A Q&A with Dr. Paul White
Paul White, PhD, is the founder and director of Working Memory Solutions, based in Wichita, Kansas. He has been testing and evaluating individuals with learning difficulties, ADHD, and dyslexia for more than 20 years. Having served on the faculties of three universities, Dr. White also helps families and businesses address the relevant family and relational issues as they pass ownership down to the next generation.
Brain fitness is an issue of growing importance to the public. How would you characterize the progress that has been made?
It’s certainly an exciting time. We’ve seen a lot of research recently that indicates that cognitive training – particularly working memory training – has real potential to deliver cognitive improvements. Judging from the body of research, I think we may be at the epicenter of an enormous opportunity to help a range of people and alter the way we understand the human brain, its abilities and limitations.

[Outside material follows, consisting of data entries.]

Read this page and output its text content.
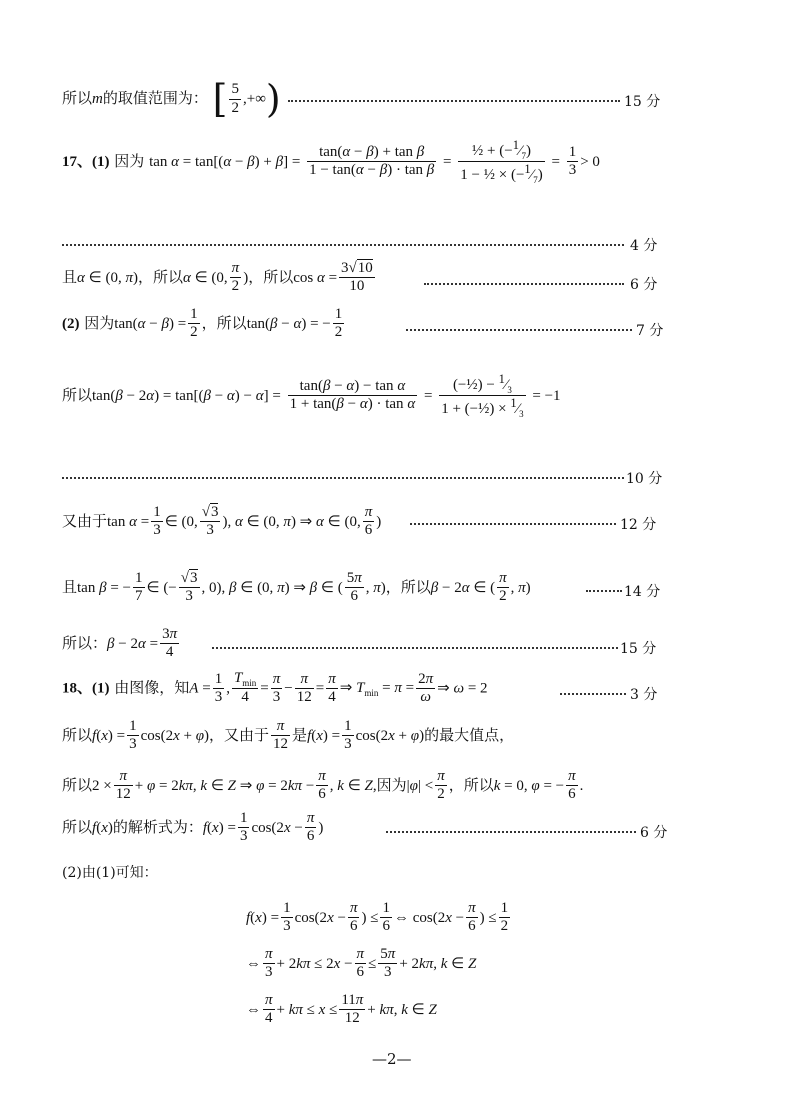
所以m的取值范围为： [ $\frac{5}{2}$ ,+∞)	15 分
17、(1) 因为 $\tan \alpha = \tan[(\alpha - \beta) + \beta] = \frac{\text{tan(α − β) + tan β}}{\text{1 − tan(α − β) · tan β}} = \frac{\frac{1}{2} + (-^1⁄_7)}{1 - \frac{1}{2} \times (-^1⁄_7)} = \frac{1}{3} > 0$
4 分
且α ∈ (0, π)，所以α ∈ (0, $\frac{\pi}{2}$ )，所以$\cos \alpha = \frac{3√10}{10}$	6 分
(2) 因为$\tan(\alpha - \beta) = \frac{1}{2}$ ，所以tan(β − α) = − $\frac{1}{2}$	7 分
所以$\tan(\beta - 2\alpha) = \tan[(\beta - \alpha) - \alpha] = \frac{\text{tan(β − α) − tan α}}{\text{1 + tan(β − α) · tan α}} = \frac{(-\frac{1}{2}) - ^1⁄_3}{1 + (-\frac{1}{2}) \times ^1⁄_3} = -1$
10 分
又由于$\tan \alpha = \frac{1}{3}$ ∈ (0, $\frac{√3}{3}$ ), α ∈ (0, π) ⇒ α ∈ (0, $\frac{\pi}{6}$ )	12 分
且tan β = − $\frac{1}{7}$ ∈ (− $\frac{√3}{3}$ , 0), β ∈ (0, π) ⇒ β ∈ ( $\frac{5\pi}{6}$ , π)，所以β − 2α ∈ ( $\frac{\pi}{2}$ , π)	14 分
所以：$\beta - 2\alpha = \frac{3\pi}{4}$	15 分
18、(1) 由图像，知$A = \frac{1}{3}$ , $\frac{T_{min}}{4} = \frac{\pi}{3} - \frac{\pi}{12} = \frac{\pi}{4}$ ⇒ $T_{min} = \pi = \frac{2\pi}{\omega}$ ⇒ ω = 2	3 分
所以$f(x) = \frac{1}{3} \cos(2x + \varphi)$，又由于 $\frac{\pi}{12}$ 是$f(x) = \frac{1}{3} \cos(2x + \varphi)$的最大值点，
所以$2 \times \frac{\pi}{12} + \varphi = 2k\pi$, k ∈ Z ⇒ $\varphi = 2k\pi - \frac{\pi}{6}$ , k ∈ Z,因为$|\varphi| < \frac{\pi}{2}$ ，所以k = 0, φ = − $\frac{\pi}{6}$ .
所以f(x)的解析式为：$f(x) = \frac{1}{3} \cos(2x - \frac{\pi}{6}$ )	6 分
(2)由(1)可知：
$f(x) = \frac{1}{3} \cos(2x - \frac{\pi}{6}$ ) ≤ $\frac{1}{6}$ ⇔ $\cos(2x - \frac{\pi}{6}$ ) ≤ $\frac{1}{2}$
⇔ $\frac{\pi}{3} + 2k\pi \le 2x - \frac{\pi}{6} \le \frac{5\pi}{3} + 2k\pi$, k ∈ Z
⇔ $\frac{\pi}{4} + k\pi \le x \le \frac{11\pi}{12} + k\pi$, k ∈ Z
—2—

Everyday, more cognitive training programs become available. How do you keep track of them all?
I view it as part of my job to review the treatment alternatives on the market and help people understand various interventions to make informed decisions. There are a lot of programs out there right now. It’s easy to become numb because too often the claims aren’t backed by research. Using the term “inspired by science” really means nothing. Anecdotes and paying for placements in journals is not a substitute for peer reviewed research. When I first came across Cogmed I was very impressed by the research. And when I saw the names of institutions who are conducting research with Cogmed, like Harvard, Duke, Stanford, Notre Dame, Ohio State and NYU – I thought “Wow, this is different – this is significant.”

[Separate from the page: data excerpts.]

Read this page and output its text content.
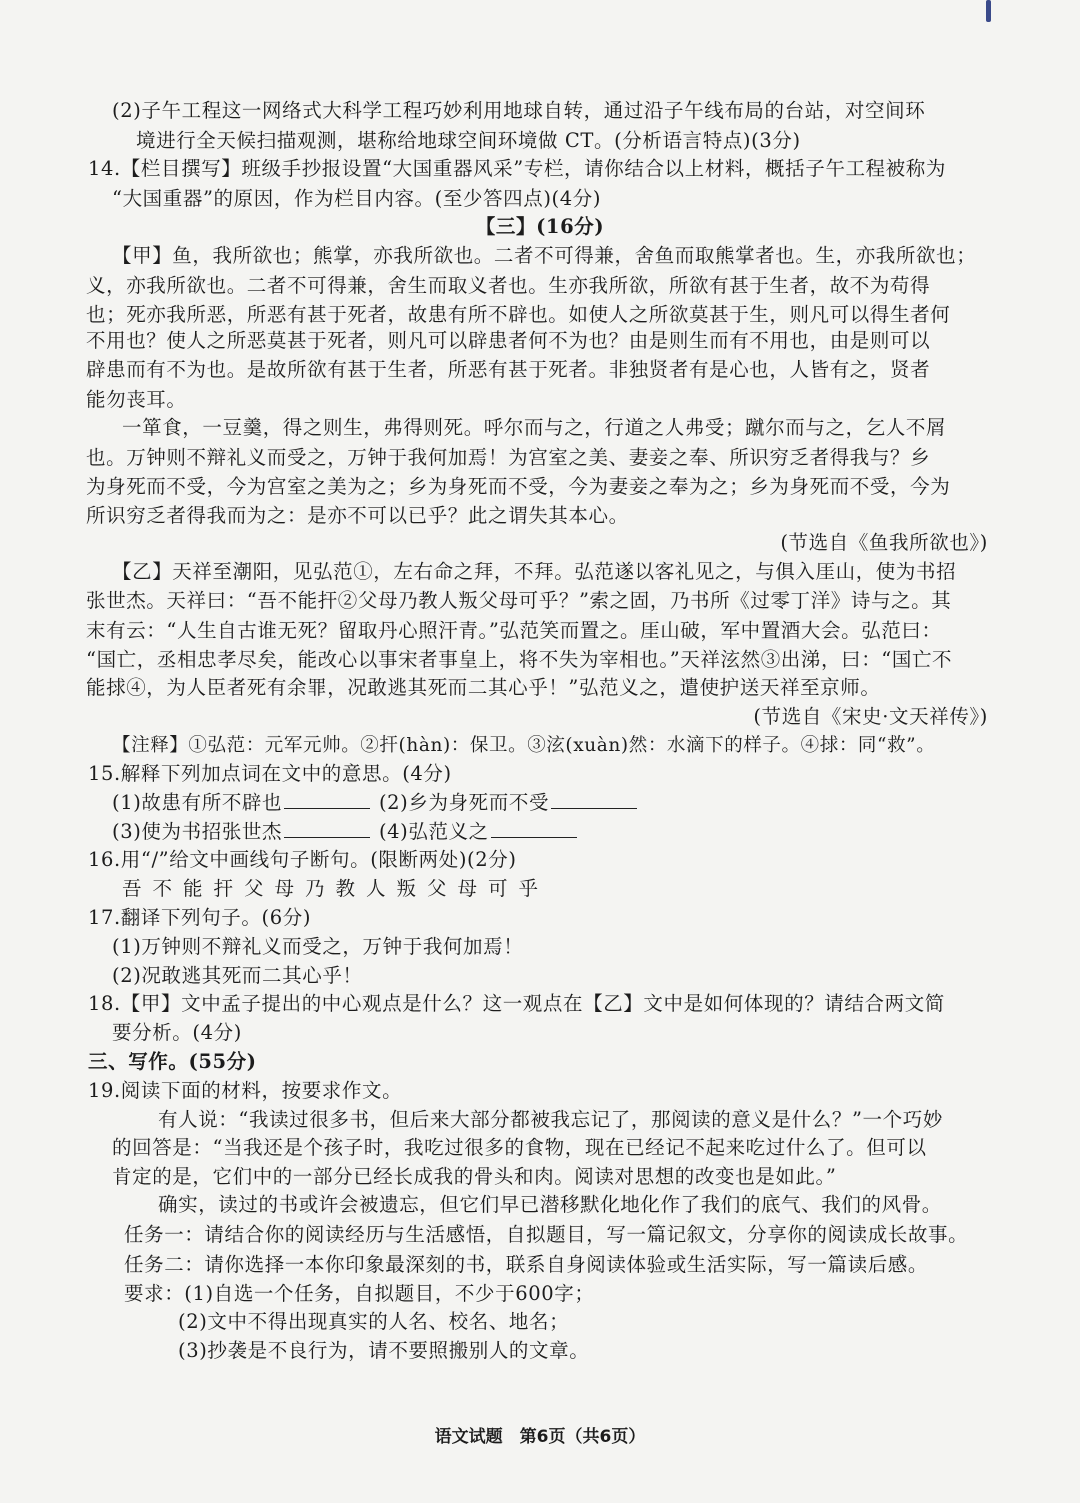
(2)子午工程这一网络式大科学工程巧妙利用地球自转，通过沿子午线布局的台站，对空间环
境进行全天候扫描观测，堪称给地球空间环境做 CT。(分析语言特点)(3分)
14.【栏目撰写】班级手抄报设置“大国重器风采”专栏，请你结合以上材料，概括子午工程被称为
“大国重器”的原因，作为栏目内容。(至少答四点)(4分)
【三】(16分)
【甲】鱼，我所欲也；熊掌，亦我所欲也。二者不可得兼，舍鱼而取熊掌者也。生，亦我所欲也；
义，亦我所欲也。二者不可得兼，舍生而取义者也。生亦我所欲，所欲有甚于生者，故不为苟得
也；死亦我所恶，所恶有甚于死者，故患有所不辟也。如使人之所欲莫甚于生，则凡可以得生者何
不用也？使人之所恶莫甚于死者，则凡可以辟患者何不为也？由是则生而有不用也，由是则可以
辟患而有不为也。是故所欲有甚于生者，所恶有甚于死者。非独贤者有是心也，人皆有之，贤者
能勿丧耳。
一箪食，一豆羹，得之则生，弗得则死。呼尔而与之，行道之人弗受；蹴尔而与之，乞人不屑
也。万钟则不辩礼义而受之，万钟于我何加焉！为宫室之美、妻妾之奉、所识穷乏者得我与？乡
为身死而不受，今为宫室之美为之；乡为身死而不受，今为妻妾之奉为之；乡为身死而不受，今为
所识穷乏者得我而为之：是亦不可以已乎？此之谓失其本心。
(节选自《鱼我所欲也》)
【乙】天祥至潮阳，见弘范①，左右命之拜，不拜。弘范遂以客礼见之，与俱入厓山，使为书招
张世杰。天祥曰：“吾不能扞②父母乃教人叛父母可乎？”索之固，乃书所《过零丁洋》诗与之。其
末有云：“人生自古谁无死？留取丹心照汗青。”弘范笑而置之。厓山破，军中置酒大会。弘范曰：
“国亡，丞相忠孝尽矣，能改心以事宋者事皇上，将不失为宰相也。”天祥泫然③出涕，曰：“国亡不
能捄④，为人臣者死有余罪，况敢逃其死而二其心乎！”弘范义之，遣使护送天祥至京师。
(节选自《宋史·文天祥传》)
【注释】①弘范：元军元帅。②扞(hàn)：保卫。③泫(xuàn)然：水滴下的样子。④捄：同“救”。
15.解释下列加点词在文中的意思。(4分)
(1)故患有所不辟也	(2)乡为身死而不受
(3)使为书招张世杰	(4)弘范义之
16.用“/”给文中画线句子断句。(限断两处)(2分)
吾不能扞父母乃教人叛父母可乎
17.翻译下列句子。(6分)
(1)万钟则不辩礼义而受之，万钟于我何加焉！
(2)况敢逃其死而二其心乎！
18.【甲】文中孟子提出的中心观点是什么？这一观点在【乙】文中是如何体现的？请结合两文简
要分析。(4分)
三、写作。(55分)
19.阅读下面的材料，按要求作文。
有人说：“我读过很多书，但后来大部分都被我忘记了，那阅读的意义是什么？”一个巧妙
的回答是：“当我还是个孩子时，我吃过很多的食物，现在已经记不起来吃过什么了。但可以
肯定的是，它们中的一部分已经长成我的骨头和肉。阅读对思想的改变也是如此。”
确实，读过的书或许会被遗忘，但它们早已潜移默化地化作了我们的底气、我们的风骨。
任务一：请结合你的阅读经历与生活感悟，自拟题目，写一篇记叙文，分享你的阅读成长故事。
任务二：请你选择一本你印象最深刻的书，联系自身阅读体验或生活实际，写一篇读后感。
要求：(1)自选一个任务，自拟题目，不少于600字；
(2)文中不得出现真实的人名、校名、地名；
(3)抄袭是不良行为，请不要照搬别人的文章。
语文试题　第6页（共6页）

What has your experience been since joining the Cogmed network earlier this year?
I am incredibly impressed with Cogmed as an organization. They are easy to work with, very professional and I appreciate that they are careful about what they say. They don’t make outlandish claims – it’s all based on solid research. The professional network of Cogmed Qualified Practices is superb. It’s great to see that so many leading experts on attention issues are active members of the Cogmed network. The collaborative environment that Cogmed has created is quite unique.

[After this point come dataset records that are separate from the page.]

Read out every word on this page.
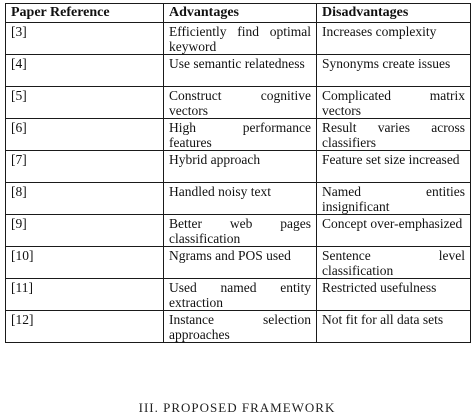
Paper Reference	Advantages	Disadvantages
[3]	Efficiently find optimal keyword	Increases complexity
[4]	Use semantic relatedness	Synonyms create issues
[5]	Construct cognitive vectors	Complicated matrix vectors
[6]	High performance features	Result varies across classifiers
[7]	Hybrid approach	Feature set size increased
[8]	Handled noisy text	Named entities insignificant
[9]	Better web pages classification	Concept over-emphasized
[10]	Ngrams and POS used	Sentence level classification
[11]	Used named entity extraction	Restricted usefulness
[12]	Instance selection approaches	Not fit for all data sets
III. PROPOSED FRAMEWORK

Where do you see the most potential for Cogmed Working Memory Training in the future?
I have two children with ADHD, so I certainly understand the striking benefits that Cogmed Working Memory Training can deliver to kids and adults who struggle with attention deficits.
I also see a great opportunity to deliver the benefits of Cogmed Working Memory Training to a broader population. We are currently working with high school, college and graduate level students who are preparing for standardized tests such as the SAT, ACT, LSAT, MCAT and GMAT. These tests demand strong working memory and a boost in working memory could mean a higher score. Higher scores translate to more scholarship money or admittance into a more competitive program. There is a good deal at stake and much to gain.
Another opportunity for Cogmed Working Memory Training is to counter the decline in working memory due to natural aging. We have a huge population of baby boomers who are seeing their working memory slip everyday. There is also an opportunity to use Cogmed Working Memory Training in the military. Many of the soldiers returning from Iraq and Afghanistan today have experience traumatic brain injury and, most probably, could benefit greatly from training.